Hunt down outstanding warts in the inference quality build
-
[ ] venture-performance failed test.performance.asymptotics.test_references.testReferencesProgram1 with
AssertionError: Runtime of f is growing. Times: [(512, 0.02891600000003791), (614, 0.029139999999983957), (736, 0.029582000000004882), (883, 0.030401999999980944), (1059, 0.031723000000056345), (1270, 0.032411000000024615), (1524, 0.03531199999997625), (1828, 0.03521499999999378), (2193, 0.03660300000001371), (2631, 0.03697599999998147), (3157, 0.03917699999999513)] Differences: [0.00044200000002092565, 0.0008199999999760621, 0.0013210000000754007, 0.0006879999999682695, 0.0029009999999516367, -9.699999998247222e-05, 0.0013880000000199288, 0.00037299999996776023, 0.0022010000000136642] -
[ ] puma-performance stochastically fails at test.performance.asymptotics.test_double_recursion.test_double_recursion
AssertionError: Runtime of f is growing too fast. Times: [(128, 0.131216), (153, 0.163983), (183, 0.19659300000000002), (219, 0.2397879999999999), (262, 0.2920639999999999), (314, 0.3594019999999998), (376, 0.4368019999999997), (451, 0.5348049999999995), (541, 0.6699250000000001), (649, 0.8513019999999996), (778, 1.0269719999999998), (933, 1.2861319999999994), (1119, 1.6264889999999994)] Ratios: [0.0013106799999999996, 0.0011886727272727277, 0.0011930989010989, 0.001200358208955223, 0.001226806451612902, 0.0012322016129032245, 0.0012495015479876146, 0.0013043801452784507, 0.001382122840690978, 0.0013780861538461534, 0.0014346782608695644, 0.0015088526740665987]- stochastic but fairly common
-
[ ] lite-rejection-inference-quality also fails in test.conformance.test_foreign_sp.test_foreign_latents_infer
- stochastically
-
[ ] lite-rejection-inference-quality failed in test.conformance.sps.test_gp.testGPMean1
- stochastically
-
[ ] And puma-pgibbs-inference-quality in test.inference_quality.micro.test_misc_aaa.testMakeBetaBernoulli1('(lambda (a b) (let ((weight (beta a b))) (make_suff_stat_bernoulli weight)))', '(normal 10.0 1.0)')
- stochastically
-
[ ] Are we interested in trying to re-enable lite-func-pgibbs-quality-test by raising the number of particles and transitions?
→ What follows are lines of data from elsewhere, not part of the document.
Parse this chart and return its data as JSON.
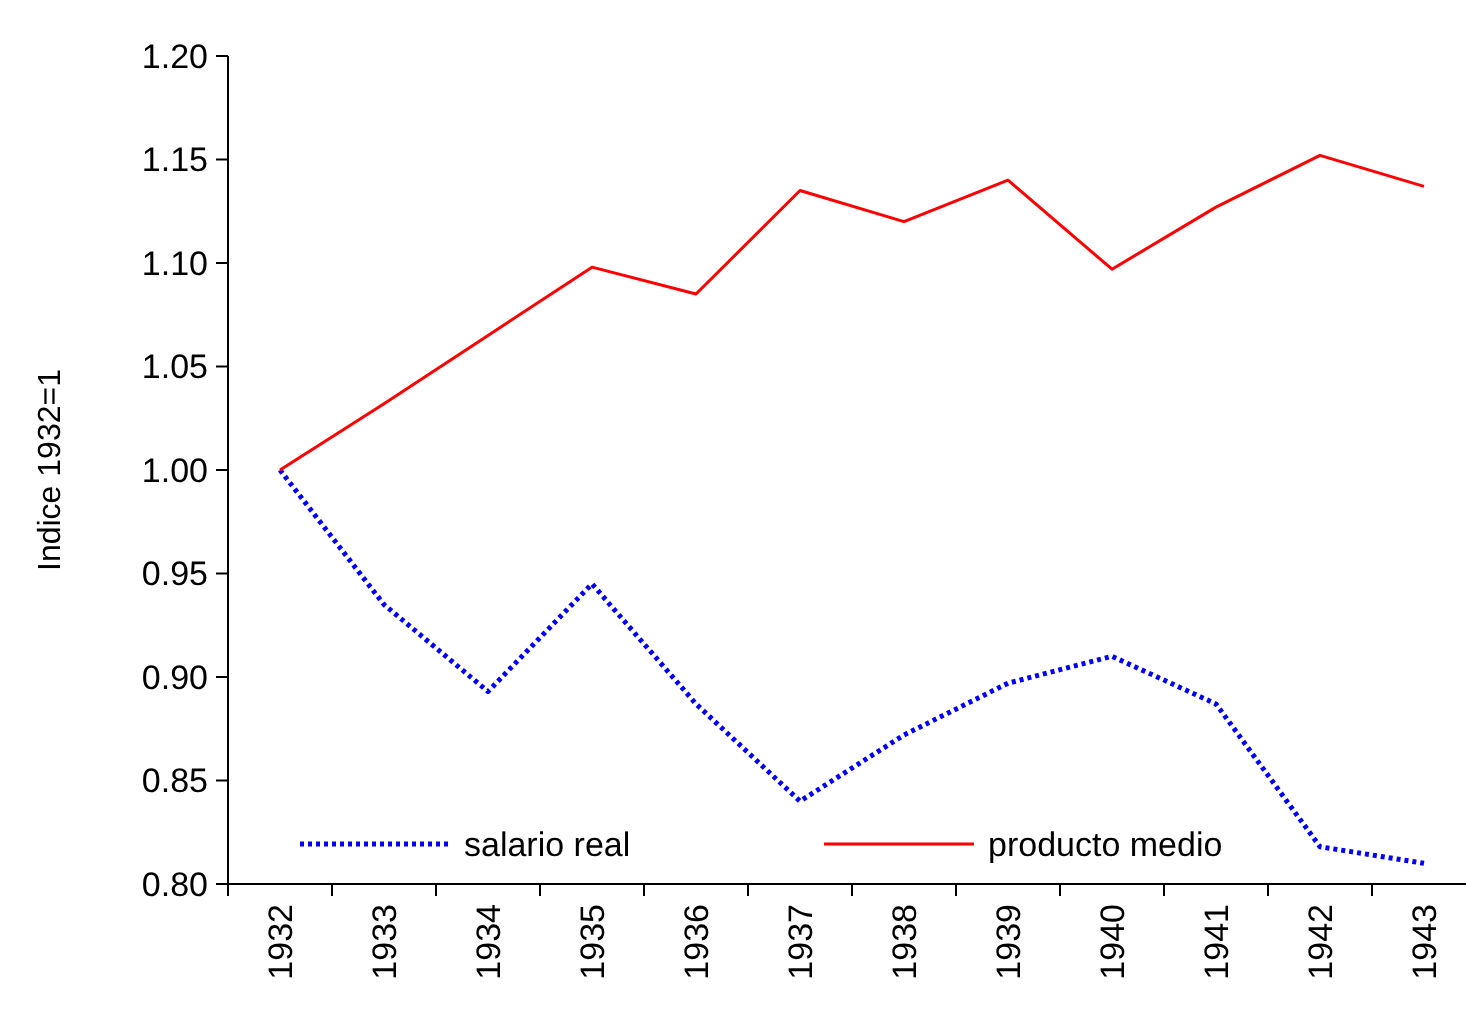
{
  "chart_data": {
    "type": "line",
    "ylabel": "Indice 1932=1",
    "categories": [
      "1932",
      "1933",
      "1934",
      "1935",
      "1936",
      "1937",
      "1938",
      "1939",
      "1940",
      "1941",
      "1942",
      "1943"
    ],
    "series": [
      {
        "name": "salario real",
        "color": "#0000ff",
        "line_style": "dotted",
        "values": [
          1.0,
          0.935,
          0.893,
          0.945,
          0.887,
          0.84,
          0.872,
          0.897,
          0.91,
          0.887,
          0.818,
          0.81
        ]
      },
      {
        "name": "producto medio",
        "color": "#ff0000",
        "line_style": "solid",
        "values": [
          1.0,
          1.032,
          1.065,
          1.098,
          1.085,
          1.135,
          1.12,
          1.14,
          1.097,
          1.127,
          1.152,
          1.137
        ]
      }
    ],
    "ylim": [
      0.8,
      1.2
    ],
    "yticks": [
      {
        "value": 0.8,
        "label": "0.80"
      },
      {
        "value": 0.85,
        "label": "0.85"
      },
      {
        "value": 0.9,
        "label": "0.90"
      },
      {
        "value": 0.95,
        "label": "0.95"
      },
      {
        "value": 1.0,
        "label": "1.00"
      },
      {
        "value": 1.05,
        "label": "1.05"
      },
      {
        "value": 1.1,
        "label": "1.10"
      },
      {
        "value": 1.15,
        "label": "1.15"
      },
      {
        "value": 1.2,
        "label": "1.20"
      }
    ],
    "grid": false,
    "legend": "bottom",
    "marker": "none"
  }
}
- puma pgibbs works on 4 particles 10 transitions; lite fails on 4 particles 5 transitions
- (edit 2/4/16): lite-func-pgibbs-quality-test with 10 particles and 20 transitions takes five hours, and in four runs passed once, failed on test.inference_quality.micro.test_misc_aaa.testMakeBetaBernoulli2('(lambda (a b) (let ((weight (beta a b))) (make_suff_stat_bernoulli weight)))',) once, and failed on test.inference_quality.micro.test_misc_aaa.testMakeBetaBernoulli1('(lambda (a b) (let ((weight (beta a b))) (make_suff_stat_bernoulli weight)))', '10.0') twice.
- previous runs with 4 particles and 5 transitions were failing on those tests and a few others here and there
- it is possible that Puma is doing better because it is skipping these tests (if so, that would be because
make_suff_stat_bernoulliis Lite-only and the Lite SPs in Puma interface is not thread-safe and this particular inference program requests multithreaded pgibbs).
-
[ ] A while ago I had notes "something is definitely wrong with the lite misc inference quality build"
- test.smc.test_particle_filter.testBasicParticleFilter2
-
[ ] The inference quality builds had a period of repeatedly getting scrod by import errors. Is Jenkins's virtual env getting clobbered by something?
- I hypothesize that a new run of venture-crashes will now clobber the inference quality builds by uninstalling venture out of under them.
- I can't find any pip options to make it not do that: there is no --dependencies-only, there is no --do-not-uninstall-just-the-requested-package
-
[x] Slice sampling occasionally produces crazy outliers (e.g., thousands of sigma out on a Gaussian), suggesting some numerical screw-up. This one is rare enough that it's probably blocked on #139.
-
[ ](new 2/4/16): Lite func pgibbs with
Concern on slice sampling: Would K-S testing be sensitive enough to the extreme outliers that our slice sampler occasionally generates? (Right now they are caught by mean comparison testing). Do we want to explicitly check means and/or standard deviations too? (At least for distributions for which they are known?)
Slice sampling has been solved and documented (#448).